Massimo Piermarini. Secondo appuntamento del ciclo “Istruire è educare” della Flc Cgil. La lezione magistrale di Miguel Gotor, “contro l’ideologia del capitale umano”
Giovedì 6 maggio 2021 il ciclo di incontri organizzati dalla FLC-CGIL sul tema “Istruire è educare” sul senso dell’istruzione e della conoscenza oggi ha segnato una nuova tappa. Si è tenuta la lezione magistrale del prof. Miguel Gotor, docente di Storia moderna all’Università di Torino dal titolo esplicito “La scuola che verrà, contro l’ideologia dl capitale umano”. Miguel Gotor, studioso di Storia della Chiesa e di agiografia, ma anche di storia italiana del Novecento e autore di alcuni importanti saggi sul caso Moro, ha esternato, nel corso della sua lezione, una viva preoccupazione per la deriva che un certo pensiero ha intrapreso ormai da diversi anni sul tema della scuola, accettando il paradigma neoliberista della riduzione di ogni manifestazione degli individui al mercato e allo scopo capitalistico con l’obiettivo non di formare cittadini e trasmettere cultura che renda gli individui consapevoli e indipendenti, ma di formare produttori e consumatori. Il relatore si è soffermato sulle tante difficoltà e storture presenti nel panorama della scuola e dell’Università italiana, tutte in qualche modo dipendenti da questo assioma che assume l’uomo esclusivamente nella sua significazione economica, secondo un’accezione strettamente liberista.

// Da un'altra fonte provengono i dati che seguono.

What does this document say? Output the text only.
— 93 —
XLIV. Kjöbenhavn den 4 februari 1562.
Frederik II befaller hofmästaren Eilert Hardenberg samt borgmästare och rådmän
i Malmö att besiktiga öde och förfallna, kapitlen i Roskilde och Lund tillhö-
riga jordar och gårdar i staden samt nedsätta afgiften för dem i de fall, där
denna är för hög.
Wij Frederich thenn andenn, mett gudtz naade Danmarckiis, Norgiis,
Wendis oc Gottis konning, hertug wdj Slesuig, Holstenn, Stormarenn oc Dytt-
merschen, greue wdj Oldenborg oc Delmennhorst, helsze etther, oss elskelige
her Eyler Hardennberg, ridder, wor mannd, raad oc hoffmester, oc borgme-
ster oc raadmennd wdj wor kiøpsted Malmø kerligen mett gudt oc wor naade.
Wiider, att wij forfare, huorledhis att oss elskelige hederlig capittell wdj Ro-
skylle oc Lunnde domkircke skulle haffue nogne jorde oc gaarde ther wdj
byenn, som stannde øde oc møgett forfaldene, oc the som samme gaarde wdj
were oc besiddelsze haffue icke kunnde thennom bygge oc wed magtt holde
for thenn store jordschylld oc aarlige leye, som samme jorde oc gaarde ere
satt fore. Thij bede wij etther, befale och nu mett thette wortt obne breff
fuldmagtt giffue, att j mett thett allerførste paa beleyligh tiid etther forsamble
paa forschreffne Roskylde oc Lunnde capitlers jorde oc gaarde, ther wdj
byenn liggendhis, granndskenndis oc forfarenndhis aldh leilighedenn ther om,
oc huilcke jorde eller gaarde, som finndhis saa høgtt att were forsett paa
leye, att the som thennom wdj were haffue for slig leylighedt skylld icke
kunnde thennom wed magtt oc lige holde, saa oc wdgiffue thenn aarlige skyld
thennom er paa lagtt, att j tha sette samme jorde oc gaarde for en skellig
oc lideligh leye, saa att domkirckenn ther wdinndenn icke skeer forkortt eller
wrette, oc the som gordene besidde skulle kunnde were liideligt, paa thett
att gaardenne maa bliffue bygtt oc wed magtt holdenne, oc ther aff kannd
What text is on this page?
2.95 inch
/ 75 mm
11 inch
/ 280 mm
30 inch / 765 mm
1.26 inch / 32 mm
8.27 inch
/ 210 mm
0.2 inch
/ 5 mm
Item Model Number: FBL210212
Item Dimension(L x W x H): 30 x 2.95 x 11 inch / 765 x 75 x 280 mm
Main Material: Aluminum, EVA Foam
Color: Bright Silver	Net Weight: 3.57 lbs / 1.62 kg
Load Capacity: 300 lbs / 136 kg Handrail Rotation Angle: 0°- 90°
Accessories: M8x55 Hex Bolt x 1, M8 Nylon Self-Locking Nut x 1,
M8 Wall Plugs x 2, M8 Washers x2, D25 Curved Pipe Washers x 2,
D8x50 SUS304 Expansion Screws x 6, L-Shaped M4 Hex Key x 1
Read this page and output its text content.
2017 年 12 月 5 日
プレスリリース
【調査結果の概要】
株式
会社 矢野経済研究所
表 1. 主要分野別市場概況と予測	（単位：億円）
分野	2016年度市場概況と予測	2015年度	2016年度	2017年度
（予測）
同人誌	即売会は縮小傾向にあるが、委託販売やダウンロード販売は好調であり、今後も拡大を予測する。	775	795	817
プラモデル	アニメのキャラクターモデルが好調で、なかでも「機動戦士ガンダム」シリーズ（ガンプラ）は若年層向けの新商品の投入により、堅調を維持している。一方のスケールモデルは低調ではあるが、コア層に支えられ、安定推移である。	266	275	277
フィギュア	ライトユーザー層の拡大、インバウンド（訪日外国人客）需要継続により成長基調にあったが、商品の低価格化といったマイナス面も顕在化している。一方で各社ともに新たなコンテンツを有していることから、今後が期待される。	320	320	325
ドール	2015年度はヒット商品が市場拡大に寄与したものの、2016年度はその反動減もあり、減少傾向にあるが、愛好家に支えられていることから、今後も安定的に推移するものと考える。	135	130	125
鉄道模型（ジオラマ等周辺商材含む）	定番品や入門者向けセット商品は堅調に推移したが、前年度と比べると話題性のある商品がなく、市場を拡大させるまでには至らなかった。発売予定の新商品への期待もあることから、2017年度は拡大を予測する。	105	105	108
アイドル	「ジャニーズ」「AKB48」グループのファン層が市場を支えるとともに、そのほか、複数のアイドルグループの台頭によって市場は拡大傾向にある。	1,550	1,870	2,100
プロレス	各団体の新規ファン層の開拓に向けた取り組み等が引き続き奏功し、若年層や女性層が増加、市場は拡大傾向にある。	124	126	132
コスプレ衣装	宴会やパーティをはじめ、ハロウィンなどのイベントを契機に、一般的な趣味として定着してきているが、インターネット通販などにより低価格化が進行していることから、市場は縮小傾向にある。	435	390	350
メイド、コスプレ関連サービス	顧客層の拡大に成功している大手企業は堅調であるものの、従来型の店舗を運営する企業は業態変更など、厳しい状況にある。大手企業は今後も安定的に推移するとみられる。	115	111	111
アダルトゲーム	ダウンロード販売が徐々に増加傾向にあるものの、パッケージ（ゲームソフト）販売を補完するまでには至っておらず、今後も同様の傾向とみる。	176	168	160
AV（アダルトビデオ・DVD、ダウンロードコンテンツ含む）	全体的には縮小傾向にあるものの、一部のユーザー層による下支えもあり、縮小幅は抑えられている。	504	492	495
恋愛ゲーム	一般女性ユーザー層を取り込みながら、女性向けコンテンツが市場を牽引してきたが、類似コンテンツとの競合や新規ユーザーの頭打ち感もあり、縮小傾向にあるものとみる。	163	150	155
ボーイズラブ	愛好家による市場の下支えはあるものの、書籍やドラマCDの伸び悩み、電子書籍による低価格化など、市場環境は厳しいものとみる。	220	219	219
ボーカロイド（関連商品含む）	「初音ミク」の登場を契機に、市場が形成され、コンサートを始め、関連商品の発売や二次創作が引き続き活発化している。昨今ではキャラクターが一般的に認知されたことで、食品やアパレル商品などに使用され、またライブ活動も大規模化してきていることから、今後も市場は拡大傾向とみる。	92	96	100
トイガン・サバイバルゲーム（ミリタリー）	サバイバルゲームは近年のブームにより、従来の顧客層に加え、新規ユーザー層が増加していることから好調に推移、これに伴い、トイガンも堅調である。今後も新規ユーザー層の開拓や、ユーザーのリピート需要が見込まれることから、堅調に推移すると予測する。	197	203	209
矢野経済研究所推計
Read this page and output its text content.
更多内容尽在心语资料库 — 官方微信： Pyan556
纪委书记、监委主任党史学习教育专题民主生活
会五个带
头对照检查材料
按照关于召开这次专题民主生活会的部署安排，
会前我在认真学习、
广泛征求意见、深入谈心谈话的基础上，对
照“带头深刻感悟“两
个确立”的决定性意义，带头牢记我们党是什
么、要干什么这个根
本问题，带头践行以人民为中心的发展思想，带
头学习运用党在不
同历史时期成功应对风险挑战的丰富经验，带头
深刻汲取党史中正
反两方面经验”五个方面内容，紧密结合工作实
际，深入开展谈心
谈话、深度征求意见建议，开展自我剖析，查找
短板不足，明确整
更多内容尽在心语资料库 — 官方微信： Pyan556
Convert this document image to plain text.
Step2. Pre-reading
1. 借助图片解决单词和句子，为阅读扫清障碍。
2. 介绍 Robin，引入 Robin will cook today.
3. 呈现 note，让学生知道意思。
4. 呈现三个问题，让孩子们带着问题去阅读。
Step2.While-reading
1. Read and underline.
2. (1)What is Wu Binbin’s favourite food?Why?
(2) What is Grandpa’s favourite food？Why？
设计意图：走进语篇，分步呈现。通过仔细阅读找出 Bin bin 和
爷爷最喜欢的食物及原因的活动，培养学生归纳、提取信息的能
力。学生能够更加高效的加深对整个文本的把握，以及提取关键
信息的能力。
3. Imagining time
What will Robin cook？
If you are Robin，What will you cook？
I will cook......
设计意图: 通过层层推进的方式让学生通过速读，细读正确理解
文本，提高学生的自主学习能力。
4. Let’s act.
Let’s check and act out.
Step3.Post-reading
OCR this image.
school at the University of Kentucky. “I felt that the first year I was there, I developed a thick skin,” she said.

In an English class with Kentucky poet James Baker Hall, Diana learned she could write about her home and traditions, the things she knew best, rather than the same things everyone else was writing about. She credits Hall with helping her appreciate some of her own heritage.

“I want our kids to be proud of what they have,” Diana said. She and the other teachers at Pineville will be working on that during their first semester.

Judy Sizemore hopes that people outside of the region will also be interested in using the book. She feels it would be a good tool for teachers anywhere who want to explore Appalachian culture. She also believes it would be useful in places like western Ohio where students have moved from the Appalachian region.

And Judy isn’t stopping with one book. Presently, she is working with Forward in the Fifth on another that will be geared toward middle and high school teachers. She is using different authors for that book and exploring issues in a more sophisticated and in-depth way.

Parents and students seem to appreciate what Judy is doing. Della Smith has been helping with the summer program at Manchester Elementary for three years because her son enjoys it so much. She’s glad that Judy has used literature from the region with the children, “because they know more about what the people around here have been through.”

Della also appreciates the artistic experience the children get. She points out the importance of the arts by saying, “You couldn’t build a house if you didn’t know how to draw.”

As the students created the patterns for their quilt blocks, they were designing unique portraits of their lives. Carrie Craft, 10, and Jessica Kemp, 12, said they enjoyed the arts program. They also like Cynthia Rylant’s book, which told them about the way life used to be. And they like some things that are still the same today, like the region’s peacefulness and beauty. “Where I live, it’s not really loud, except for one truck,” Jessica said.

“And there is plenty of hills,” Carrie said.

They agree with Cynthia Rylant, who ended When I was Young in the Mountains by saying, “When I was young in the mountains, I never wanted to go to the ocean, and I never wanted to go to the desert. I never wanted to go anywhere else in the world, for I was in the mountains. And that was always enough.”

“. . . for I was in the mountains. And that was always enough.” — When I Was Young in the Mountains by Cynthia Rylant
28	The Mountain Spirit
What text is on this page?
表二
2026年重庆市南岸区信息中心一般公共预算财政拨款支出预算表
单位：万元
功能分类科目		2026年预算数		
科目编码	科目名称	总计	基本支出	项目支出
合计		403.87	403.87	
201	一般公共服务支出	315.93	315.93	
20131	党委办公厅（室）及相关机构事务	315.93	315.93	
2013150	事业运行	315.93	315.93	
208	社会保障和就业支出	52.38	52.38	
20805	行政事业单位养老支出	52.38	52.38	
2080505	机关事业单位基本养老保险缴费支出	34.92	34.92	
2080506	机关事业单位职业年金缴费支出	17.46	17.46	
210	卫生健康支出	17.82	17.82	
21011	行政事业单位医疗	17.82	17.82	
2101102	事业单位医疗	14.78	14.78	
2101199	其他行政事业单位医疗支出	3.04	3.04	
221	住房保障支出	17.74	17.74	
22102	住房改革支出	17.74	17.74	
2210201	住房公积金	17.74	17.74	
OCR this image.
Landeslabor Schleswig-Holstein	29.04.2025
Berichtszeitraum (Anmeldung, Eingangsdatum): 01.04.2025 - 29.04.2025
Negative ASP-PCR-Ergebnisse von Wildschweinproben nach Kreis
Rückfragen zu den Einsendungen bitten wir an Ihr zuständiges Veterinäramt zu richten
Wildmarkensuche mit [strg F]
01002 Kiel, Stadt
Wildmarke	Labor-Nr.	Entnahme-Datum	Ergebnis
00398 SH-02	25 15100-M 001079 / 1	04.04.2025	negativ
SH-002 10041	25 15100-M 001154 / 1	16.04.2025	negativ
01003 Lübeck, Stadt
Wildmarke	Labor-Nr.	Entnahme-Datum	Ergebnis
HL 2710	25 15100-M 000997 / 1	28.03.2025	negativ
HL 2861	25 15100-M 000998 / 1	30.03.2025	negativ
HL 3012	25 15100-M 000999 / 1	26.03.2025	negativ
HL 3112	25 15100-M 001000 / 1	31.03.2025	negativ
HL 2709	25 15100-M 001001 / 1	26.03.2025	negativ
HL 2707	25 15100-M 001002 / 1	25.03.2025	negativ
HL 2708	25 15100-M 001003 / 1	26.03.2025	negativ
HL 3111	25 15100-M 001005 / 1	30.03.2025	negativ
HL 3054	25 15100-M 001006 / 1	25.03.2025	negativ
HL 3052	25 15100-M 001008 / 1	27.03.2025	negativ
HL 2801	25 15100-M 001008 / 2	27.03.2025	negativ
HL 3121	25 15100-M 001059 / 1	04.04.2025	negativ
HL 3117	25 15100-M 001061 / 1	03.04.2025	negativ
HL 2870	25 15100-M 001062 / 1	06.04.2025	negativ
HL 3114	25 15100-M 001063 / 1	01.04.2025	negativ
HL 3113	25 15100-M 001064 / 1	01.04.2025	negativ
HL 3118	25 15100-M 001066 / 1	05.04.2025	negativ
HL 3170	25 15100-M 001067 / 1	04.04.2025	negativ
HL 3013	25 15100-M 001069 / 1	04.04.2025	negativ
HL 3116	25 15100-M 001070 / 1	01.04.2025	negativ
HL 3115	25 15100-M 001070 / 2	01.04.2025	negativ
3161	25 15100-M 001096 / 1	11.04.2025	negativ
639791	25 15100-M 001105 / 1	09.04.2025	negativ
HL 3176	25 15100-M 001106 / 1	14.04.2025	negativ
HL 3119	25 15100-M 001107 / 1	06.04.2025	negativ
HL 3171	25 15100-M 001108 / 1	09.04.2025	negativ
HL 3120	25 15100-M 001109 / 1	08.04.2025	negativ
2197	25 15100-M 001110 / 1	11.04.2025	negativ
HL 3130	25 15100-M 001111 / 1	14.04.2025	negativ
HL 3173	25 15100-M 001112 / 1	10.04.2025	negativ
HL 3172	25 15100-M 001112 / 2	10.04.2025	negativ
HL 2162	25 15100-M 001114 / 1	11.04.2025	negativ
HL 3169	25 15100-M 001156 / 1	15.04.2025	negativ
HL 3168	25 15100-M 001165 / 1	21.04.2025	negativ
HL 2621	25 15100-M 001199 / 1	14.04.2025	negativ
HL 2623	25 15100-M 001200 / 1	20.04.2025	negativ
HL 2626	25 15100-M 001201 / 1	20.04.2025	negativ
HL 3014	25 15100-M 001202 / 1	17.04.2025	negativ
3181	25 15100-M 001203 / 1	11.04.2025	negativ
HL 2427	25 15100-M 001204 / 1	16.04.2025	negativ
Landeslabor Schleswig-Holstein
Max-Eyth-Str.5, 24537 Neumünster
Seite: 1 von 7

Le circostanze legate alla diffusione del Covid hanno apparentemente posto sul tavolo delle questioni riguardanti la didattica di emergenza e sulla necessità di implementare il sistema con investimenti più robusti nell’istruzione e modalità nuove di apprendimento. Bisogna essere consapevoli che non abbiamo avuto un mondo ideale pre-Covid. La chiave delle difficoltà presenti è individuabile in una gestione sempre caratterizzata dalla subalternità a stereotipi liberisti definiti già all’inizio degli anni Ottanta, che avevano segnato una battuta d’arresto con la crisi finanziaria del 2007. Malgrado la sconfessione che hanno registrato sul piano degli eventi, tali modelli liberisti resistono all’esaurimento e costituiscono un humus, un terreno culturale in cui persiste il paradigma aziendalistico e produttivistico anche quando si parla di scuola e di educazione. Viene creata una fede fanatica in tale paradigma, ripetuto come un rosario di logiche di merito per pochi, in aperta contraddizione con l’obiettivo costituzionale della scuola democratica. Le storture sono evidenti. Così l’internazionalizzazione in campo educativo è intesa in senso burocratico. La connessione tra le università e la produzione è sempre più stretta e la formazione viene intesa riducendola immediatamente a formazione del lavoratore, secondo un paradigma produttivistico che non riconosce gli squilibri esistenti in partenza e la necessità dell’intervento su di essi. Ci si affida alla valutazione alla ricerca delle eccellenze, con una ipertrofia delle valutazioni (test INVALSI, ANVUR) che hanno già presentato alcune criticità. Si è arrivati così, in tema di educazione, ad una situazione che viene indicata come “confusione delle lingue” (E. Galli della Loggia). La formazione critica e il compito della scuola e dell’Università in Italia scivolano verso il basso mentre aumentano le disuguaglianze e abbiamo davanti a noi una patria a due velocità, fatta da una parte da iper-garantiti e dall’altra da iper-emarginati. Gli indicatori relativi al crollo del PIL trovano corrispondenza nel crollo degli iscritti (meno 10.000) all’Università.